A New Plymouth nurse, Deborah Hugill, was reported to the Nursing Council by one of her colleagues for making racist comments on Facebook that were later shared on the New Zealand Nurses Organisation public page.
In her posts, Hugill claimed that “Maori predominantly get more handouts & freebies in Nursing + Education + workforce”, and that her Māori colleagues “sit on their fat asses all day”, were lazy and thieves. Hugill appeared before the New Zealand Health Practitioners Disciplinary Tribunal, where she denied that she was racist, claiming that the statements she made were true.
The Tribunal assessed Hugill’s actions against the relevant legislation, as well as the Nursing Code of Conduct and Social Media Guidelines, ultimately concluding her conduct did not meet the required standards. Hugill was consequently suspended from practising as a nurse for two years. Following that, if she wishes to practice again, she will be required to fulfil certain conditions, including undertaking cultural competency training.
The New Zealand Bill of Rights Act 1990 affirms that all New Zealanders have a right to freedom of expression, even where that opinion, thought, or belief might be unpopular, distasteful or contrary to the views of the general public.
However, this right is not absolute, and comes with a number of limitations, including under the Humans Rights Act 1993 which confirms that ‘hate speech’ that is “threatening, abusive or insulting” and directed at race or colour, or national or ethnic origins, is an offence.
Workplaces are often made up of employees who have different backgrounds, views and values which can help create a diverse and dynamic workforce. However, it can also create issues if those differences result in conflict, and the expression of views that others find offensive.
The Employment Relations Act 2000 provides that where a person directly or indirectly expresses hostility against, or brings into contempt or ridicule, another employee on the ground of the race, colour, or ethnic or national origins of that employee, within a workplace, this will constitute racial harassment.
Importantly, the intent of the person who is expressing their view is irrelevant when assessing whether their behaviour constitutes racial harassment; rather, the focus is on whether it is hurtful or offensive to the affected employee, ultimately having a detrimental effect on their employment.
Where an employee makes a complaint of racial harassment, the employer must inquire into the facts of what has been alleged. If the employer is satisfied that the behaviour occurred, the employer must take whatever steps are practicable to prevent any repetition of such behaviour; if they don’t, this could be valid grounds for an employee to raise a personal grievance against the employer.
Whilst the Tribunal did not consider the particular issue, it is likely that Hugill’s conduct would meet the definition of racial harassment in the employment context, despite her claim that her statements were true, and that “It’s not hatred discussion… I am telling it. Like I have witnessed a million times over”.

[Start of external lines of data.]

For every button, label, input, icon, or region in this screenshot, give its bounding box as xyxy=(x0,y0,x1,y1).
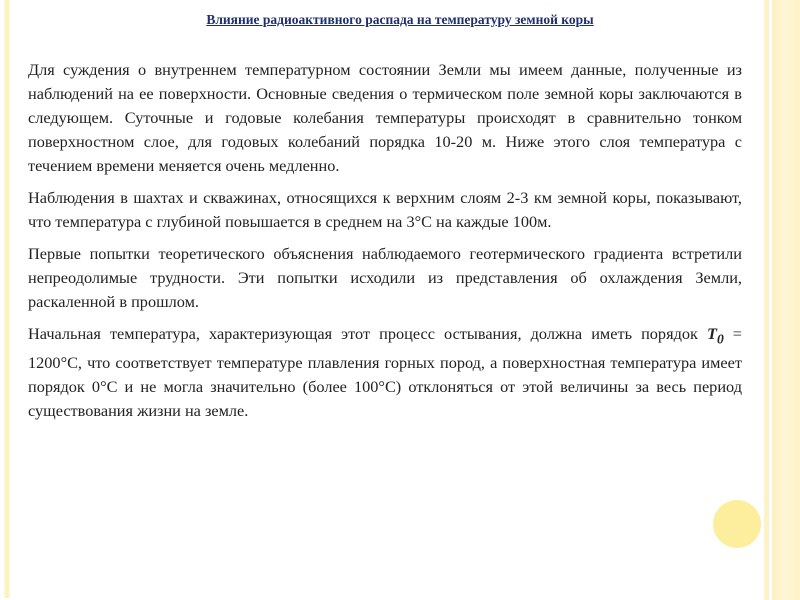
slide-body xyxy=(28,58,742,431)
paragraph-1: Для суждения о внутреннем температурном состоянии Земли мы имеем данные, полученные из наблюдений на ее поверхности. Основные сведения о термическом поле земной коры заключаются в следующем. Суточные и годовые колебания температуры происходят в сравнительно тонком поверхностном слое, для годовых колебаний порядка 10-20 м. Ниже этого слоя температура с течением времени меняется очень медленно. xyxy=(28,60,742,175)
paragraph-3: Первые попытки теоретического объяснения наблюдаемого геотермического градиента встретили непреодолимые трудности. Эти попытки исходили из представления об охлаждения Земли, раскаленной в прошлом. xyxy=(28,244,742,311)
p4-text-end: = 1200°С, что соответствует температуре плавления горных пород, а поверхностная температура имеет порядок 0°С и не могла значительно (более 100°С) отклоняться от этой величины за весь период существования жизни на земле. xyxy=(28,324,742,421)
t0-symbol xyxy=(706,324,724,347)
right-decorative-strip xyxy=(772,0,800,600)
slide-title xyxy=(0,12,800,28)
right-thin-strip xyxy=(764,0,769,600)
slide-title-text: Влияние радиоактивного распада на температуру земной коры xyxy=(206,12,594,27)
t-subscript: 0 xyxy=(716,331,724,347)
p4-text-start: Начальная температура, характеризующая этот процесс остывания, должна иметь порядок xyxy=(28,324,707,343)
decorative-circle xyxy=(713,500,761,548)
paragraph-4 xyxy=(28,322,742,423)
left-decorative-strip xyxy=(4,0,10,598)
t-symbol: T xyxy=(706,324,717,343)
paragraph-2: Наблюдения в шахтах и скважинах, относящихся к верхним слоям 2-3 км земной коры, показывают, что температура с глубиной повышается в среднем на 3°С на каждые 100м. xyxy=(28,188,742,231)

Whilst Hugill’s conduct is likely to be viewed by most people as offensive, there are more ‘subtle’ examples of conduct that might not neatly fit within the definition of racial harassment. For example, a racial slur said ‘in jest’ by an employee partaking in the daily quiz with a group of colleagues during morning tea and not aimed at any particular employee. Or where an employee shares a poster on the lunchroom noticeboard (which is there for employees to use) promoting an anti-immigration community group meeting.
In this situation it is up to employers to make clear their expectations relating to such conduct and to have policies in place for dealing with this.
The reality is, whilst an employer must balance an employee’s right to freedom of expression, they also have a responsibility to provide all employees with a safe and healthy workplace. To the extent that another employee’s conduct causes offence and potentially mental distress, it becomes an employment issue.
In this regard the right to freedom of expression is subject to restrictions under both the Bill of Rights Act and other employment legislation.
Whether the expression of personal views by an employee warrants disciplinary action will require a case by case analysis, focusing on the kaupapa of the organisation, and whether what has been expressed did, or could have, caused offence to someone else. Through clear policies, leadership and consistency, employers should be able to create a workplace culture whereby employees can hold their own views but express those (or not) in a respectful manner.
Similarly, employees should consider what social responsibilities they have before expressing views in the workplace, as not only could they find themselves in breach of their employment obligations, they may also find themselves responsible for creating an unsafe and unhappy space for others.